One of the world’s largest crop pathogen surveillance systems is set to expand its capacity to protect wheat productivity in food vulnerable areas of East Africa and South Asia.

The Wheat Disease Early Warning Advisory System (Wheat DEWAS) – which expands an existing monitoring system – was funded through a $7.3 million grant from the Bill & Melinda Gates Foundation and the United Kingdom’s Foreign, Commonwealth & Development Office to enhance crop resilience to wheat diseases.

The project is led by David Hodson, principal scientist at the International Maize and Wheat Improvement Center (known by its Spanish language acronym CIMMYT), and Maricelis Acevedo, research professor of global development and plant pathology in the College of Agriculture and Life Sciences. The project, which involves six interlinked work packages, brings together research expertise from 23 research and academic organizations from sub-Saharan Africa, South Asia, Europe, the United States and Mexico.

Previous long-term investments in rust pathogen surveillance, modeling and diagnostics built one of the largest operational global surveillance and monitoring systems for any crop disease. Wheat DEWAS seeks to build on that foundation to create a scalable, integrated and sustainable solution that can provide local agencies with insights into emerging and migrating wheat diseases.

The system focuses on responding to and containing the two major fungal pathogens of wheat, known as rust and blast diseases. Rust diseases, named for a rust-like appearance on infected plants, are variable and can significantly reduce crop yields when they attack. The fungus releases trillions of spores that can ride wind currents across national borders and continents, and spread devastating epidemics quickly over vast areas.

Wheat blast, caused by the fungus Magnaporthe oryzae pathotype Triticum, is an increasing threat to wheat production, following detection in both Bangladesh and Zambia. The fungus spreads over short distances and through the planting of infected seeds. Grains of infected plants shrivel within a week of first symptoms, providing little time for farmers to take preventative actions. Most wheat grown in the world has limited resistance to wheat blast.

The initiative that Acevedo leads at Cornell aims to strengthen national partner capacity in Ethiopia, Kenya, Tanzania and Zambia in East Africa, and Bangladesh, Bhutan, Nepal and Pakistan in South Asia. The work, which builds off more than a decade of national program capacity building for wheat through the Borlaug Global Rust Initiative, focuses on increasing the human capabilities for pathogen surveillance, diagnostics, modeling, data management, early warning assessment and open science publishing.

Acevedo will develop and deliver advanced training in the target countries around areas of diagnostics, pathogen surveillance, epidemiological models and more, with a focus on supporting women and early-career scientists.

“The impact of these diseases is greatest on small-scale producers, negatively affecting livelihoods, income and food security,” Acevedo said. “Ultimately, with this project we aim to maximize opportunities for smallholder farmers to benefit from hyper-local analytic and knowledge systems to protect wheat productivity.”

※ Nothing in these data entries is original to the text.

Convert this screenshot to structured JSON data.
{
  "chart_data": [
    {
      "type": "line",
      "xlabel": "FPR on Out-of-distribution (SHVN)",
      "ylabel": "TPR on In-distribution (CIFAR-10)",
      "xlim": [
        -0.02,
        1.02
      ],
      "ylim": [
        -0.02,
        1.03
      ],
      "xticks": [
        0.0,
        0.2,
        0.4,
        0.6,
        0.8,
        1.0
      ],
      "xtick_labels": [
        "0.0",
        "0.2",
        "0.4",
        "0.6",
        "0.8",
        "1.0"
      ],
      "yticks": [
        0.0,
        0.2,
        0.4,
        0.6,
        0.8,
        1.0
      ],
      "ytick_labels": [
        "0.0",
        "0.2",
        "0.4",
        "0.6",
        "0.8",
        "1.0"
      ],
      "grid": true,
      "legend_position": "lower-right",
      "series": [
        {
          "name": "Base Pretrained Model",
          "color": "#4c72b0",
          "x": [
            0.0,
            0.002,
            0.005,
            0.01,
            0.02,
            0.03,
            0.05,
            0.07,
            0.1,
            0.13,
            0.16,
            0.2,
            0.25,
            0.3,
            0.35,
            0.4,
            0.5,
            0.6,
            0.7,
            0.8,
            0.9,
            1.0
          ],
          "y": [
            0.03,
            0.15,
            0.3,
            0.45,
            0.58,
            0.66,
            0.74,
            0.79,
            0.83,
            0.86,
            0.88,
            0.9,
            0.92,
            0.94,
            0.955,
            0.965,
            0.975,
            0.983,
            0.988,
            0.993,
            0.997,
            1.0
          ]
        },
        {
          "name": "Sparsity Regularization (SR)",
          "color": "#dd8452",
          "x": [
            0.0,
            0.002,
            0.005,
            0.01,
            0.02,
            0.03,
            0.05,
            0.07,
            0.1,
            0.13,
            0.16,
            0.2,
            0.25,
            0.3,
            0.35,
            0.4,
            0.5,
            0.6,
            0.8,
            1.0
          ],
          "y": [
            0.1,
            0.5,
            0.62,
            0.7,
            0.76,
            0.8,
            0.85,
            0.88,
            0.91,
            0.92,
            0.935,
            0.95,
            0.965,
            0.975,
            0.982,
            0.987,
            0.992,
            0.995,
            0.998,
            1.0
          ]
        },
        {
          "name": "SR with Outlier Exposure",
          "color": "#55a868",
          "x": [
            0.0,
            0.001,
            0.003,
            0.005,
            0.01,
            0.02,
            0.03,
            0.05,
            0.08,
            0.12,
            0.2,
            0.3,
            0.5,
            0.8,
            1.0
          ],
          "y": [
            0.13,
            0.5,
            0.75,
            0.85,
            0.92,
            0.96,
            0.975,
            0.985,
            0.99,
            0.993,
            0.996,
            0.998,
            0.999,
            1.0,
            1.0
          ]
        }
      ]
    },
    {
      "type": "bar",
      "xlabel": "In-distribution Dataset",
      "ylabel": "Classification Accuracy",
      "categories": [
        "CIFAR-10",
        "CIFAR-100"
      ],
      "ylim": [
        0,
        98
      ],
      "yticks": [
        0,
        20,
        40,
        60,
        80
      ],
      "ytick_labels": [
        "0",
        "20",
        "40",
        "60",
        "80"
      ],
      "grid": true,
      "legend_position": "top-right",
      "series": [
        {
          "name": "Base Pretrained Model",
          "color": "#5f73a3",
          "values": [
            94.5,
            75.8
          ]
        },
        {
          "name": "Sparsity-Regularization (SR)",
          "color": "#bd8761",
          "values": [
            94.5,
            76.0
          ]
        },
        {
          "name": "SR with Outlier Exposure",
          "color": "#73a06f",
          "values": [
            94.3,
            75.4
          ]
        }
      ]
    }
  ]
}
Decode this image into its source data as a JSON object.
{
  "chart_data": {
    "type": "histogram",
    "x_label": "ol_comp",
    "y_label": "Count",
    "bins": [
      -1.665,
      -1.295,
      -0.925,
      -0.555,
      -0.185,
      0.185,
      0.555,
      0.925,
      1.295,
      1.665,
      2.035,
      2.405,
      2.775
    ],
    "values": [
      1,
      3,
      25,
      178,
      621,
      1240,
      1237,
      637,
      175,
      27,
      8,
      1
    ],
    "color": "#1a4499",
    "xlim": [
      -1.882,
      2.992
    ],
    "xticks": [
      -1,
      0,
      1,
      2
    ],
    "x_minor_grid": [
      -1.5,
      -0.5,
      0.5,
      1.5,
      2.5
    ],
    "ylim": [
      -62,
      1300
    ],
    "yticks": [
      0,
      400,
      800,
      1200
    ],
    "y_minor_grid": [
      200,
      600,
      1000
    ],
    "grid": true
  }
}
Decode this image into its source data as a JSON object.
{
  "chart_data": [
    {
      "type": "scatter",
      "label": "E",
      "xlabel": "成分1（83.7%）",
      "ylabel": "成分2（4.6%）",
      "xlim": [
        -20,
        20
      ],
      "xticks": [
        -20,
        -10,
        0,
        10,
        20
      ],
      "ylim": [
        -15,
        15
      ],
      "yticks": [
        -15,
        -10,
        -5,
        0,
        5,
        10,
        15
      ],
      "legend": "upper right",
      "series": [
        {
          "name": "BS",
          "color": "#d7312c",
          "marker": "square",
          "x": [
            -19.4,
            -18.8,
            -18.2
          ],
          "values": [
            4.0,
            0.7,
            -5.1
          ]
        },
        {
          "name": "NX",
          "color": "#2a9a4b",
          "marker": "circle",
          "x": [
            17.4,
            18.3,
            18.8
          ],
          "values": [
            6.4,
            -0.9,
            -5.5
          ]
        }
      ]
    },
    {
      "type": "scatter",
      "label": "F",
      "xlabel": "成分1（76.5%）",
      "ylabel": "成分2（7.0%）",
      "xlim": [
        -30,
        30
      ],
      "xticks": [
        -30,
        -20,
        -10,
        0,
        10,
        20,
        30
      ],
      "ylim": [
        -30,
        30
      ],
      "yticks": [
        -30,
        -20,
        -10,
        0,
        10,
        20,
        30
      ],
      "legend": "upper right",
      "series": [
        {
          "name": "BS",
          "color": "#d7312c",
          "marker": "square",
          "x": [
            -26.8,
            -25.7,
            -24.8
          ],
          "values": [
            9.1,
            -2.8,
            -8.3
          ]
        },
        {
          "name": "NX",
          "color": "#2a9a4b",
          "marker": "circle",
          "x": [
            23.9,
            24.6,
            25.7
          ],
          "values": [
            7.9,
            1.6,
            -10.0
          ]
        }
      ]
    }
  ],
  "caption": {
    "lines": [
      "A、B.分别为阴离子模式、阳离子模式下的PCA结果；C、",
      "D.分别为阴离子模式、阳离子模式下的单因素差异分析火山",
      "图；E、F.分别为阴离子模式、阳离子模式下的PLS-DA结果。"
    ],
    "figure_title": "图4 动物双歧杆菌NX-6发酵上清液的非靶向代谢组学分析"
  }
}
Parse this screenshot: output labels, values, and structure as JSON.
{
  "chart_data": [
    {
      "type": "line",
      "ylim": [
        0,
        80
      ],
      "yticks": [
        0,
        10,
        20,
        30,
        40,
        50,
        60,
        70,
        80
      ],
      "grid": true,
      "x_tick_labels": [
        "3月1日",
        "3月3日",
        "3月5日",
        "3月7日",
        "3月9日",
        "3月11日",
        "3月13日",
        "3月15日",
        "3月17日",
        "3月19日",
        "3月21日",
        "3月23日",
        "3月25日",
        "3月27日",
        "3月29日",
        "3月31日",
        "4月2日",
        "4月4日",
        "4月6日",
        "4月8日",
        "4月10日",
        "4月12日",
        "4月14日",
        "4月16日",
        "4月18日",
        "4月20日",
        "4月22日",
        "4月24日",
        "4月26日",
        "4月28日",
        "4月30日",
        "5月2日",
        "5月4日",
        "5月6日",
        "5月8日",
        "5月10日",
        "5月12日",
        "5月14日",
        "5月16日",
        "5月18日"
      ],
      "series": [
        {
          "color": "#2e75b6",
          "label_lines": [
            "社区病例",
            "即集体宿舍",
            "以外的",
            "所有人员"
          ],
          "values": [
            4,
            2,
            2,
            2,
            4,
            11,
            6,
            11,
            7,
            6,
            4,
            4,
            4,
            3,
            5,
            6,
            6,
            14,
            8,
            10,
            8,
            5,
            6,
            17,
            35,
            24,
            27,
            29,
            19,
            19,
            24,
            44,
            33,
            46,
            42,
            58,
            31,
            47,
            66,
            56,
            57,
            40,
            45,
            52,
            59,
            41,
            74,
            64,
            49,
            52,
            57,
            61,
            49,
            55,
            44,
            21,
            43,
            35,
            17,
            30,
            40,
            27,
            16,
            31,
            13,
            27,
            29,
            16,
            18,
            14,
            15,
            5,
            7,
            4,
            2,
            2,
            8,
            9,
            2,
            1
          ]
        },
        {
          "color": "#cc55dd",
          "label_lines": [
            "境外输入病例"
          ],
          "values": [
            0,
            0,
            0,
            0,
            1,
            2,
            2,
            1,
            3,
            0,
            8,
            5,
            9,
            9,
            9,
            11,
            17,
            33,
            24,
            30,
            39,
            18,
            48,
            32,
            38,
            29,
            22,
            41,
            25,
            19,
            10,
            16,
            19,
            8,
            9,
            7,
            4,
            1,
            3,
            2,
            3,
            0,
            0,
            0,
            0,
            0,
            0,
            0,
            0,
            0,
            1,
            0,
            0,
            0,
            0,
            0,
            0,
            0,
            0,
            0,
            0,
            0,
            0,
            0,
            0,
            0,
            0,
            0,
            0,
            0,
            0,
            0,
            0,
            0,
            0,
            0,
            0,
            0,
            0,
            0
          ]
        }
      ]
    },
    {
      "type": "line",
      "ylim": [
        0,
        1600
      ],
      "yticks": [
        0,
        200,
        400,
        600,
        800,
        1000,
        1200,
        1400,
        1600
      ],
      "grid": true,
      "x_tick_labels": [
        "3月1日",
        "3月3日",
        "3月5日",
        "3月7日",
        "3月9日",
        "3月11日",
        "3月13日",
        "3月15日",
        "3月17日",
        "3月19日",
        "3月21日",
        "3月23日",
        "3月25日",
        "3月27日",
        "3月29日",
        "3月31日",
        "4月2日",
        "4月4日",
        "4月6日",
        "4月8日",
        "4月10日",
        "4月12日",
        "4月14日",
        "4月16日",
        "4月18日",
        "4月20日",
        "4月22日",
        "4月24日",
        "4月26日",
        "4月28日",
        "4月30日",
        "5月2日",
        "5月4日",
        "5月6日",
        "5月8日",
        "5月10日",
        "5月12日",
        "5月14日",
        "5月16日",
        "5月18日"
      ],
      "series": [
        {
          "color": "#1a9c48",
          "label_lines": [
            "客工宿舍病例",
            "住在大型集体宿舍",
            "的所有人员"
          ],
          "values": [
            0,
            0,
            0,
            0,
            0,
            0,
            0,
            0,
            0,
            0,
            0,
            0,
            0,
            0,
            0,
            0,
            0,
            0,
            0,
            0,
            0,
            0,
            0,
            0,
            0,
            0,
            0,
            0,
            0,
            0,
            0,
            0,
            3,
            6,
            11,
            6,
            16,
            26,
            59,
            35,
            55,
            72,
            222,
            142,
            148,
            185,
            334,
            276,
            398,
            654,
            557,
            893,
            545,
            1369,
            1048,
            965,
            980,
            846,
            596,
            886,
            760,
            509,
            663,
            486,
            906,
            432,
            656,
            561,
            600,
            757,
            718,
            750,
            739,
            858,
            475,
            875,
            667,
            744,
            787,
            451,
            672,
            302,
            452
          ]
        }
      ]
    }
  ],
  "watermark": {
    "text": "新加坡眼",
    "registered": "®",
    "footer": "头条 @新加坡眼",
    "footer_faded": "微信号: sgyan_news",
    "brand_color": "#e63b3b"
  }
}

The system has proven successful and helped prevent a potential rust outbreak in Ethiopia in 2021. At that time, the early warning and global monitoring detected a new yellow rust strain with high epidemic potential. Risk mapping and real-time early forecasting identified the risk and allowed a timely and effective response by farmers and officials. That growing season ended up breaking records for Ethiopian wheat farmers.

While wheat is the major focus of the system, pathogens with similar biology and dispersal modes exist for all major crops. Discoveries made in the wheat system could provide essential infrastructure, methods for data collection and analysis to aid interventions that will be relevant to other crops.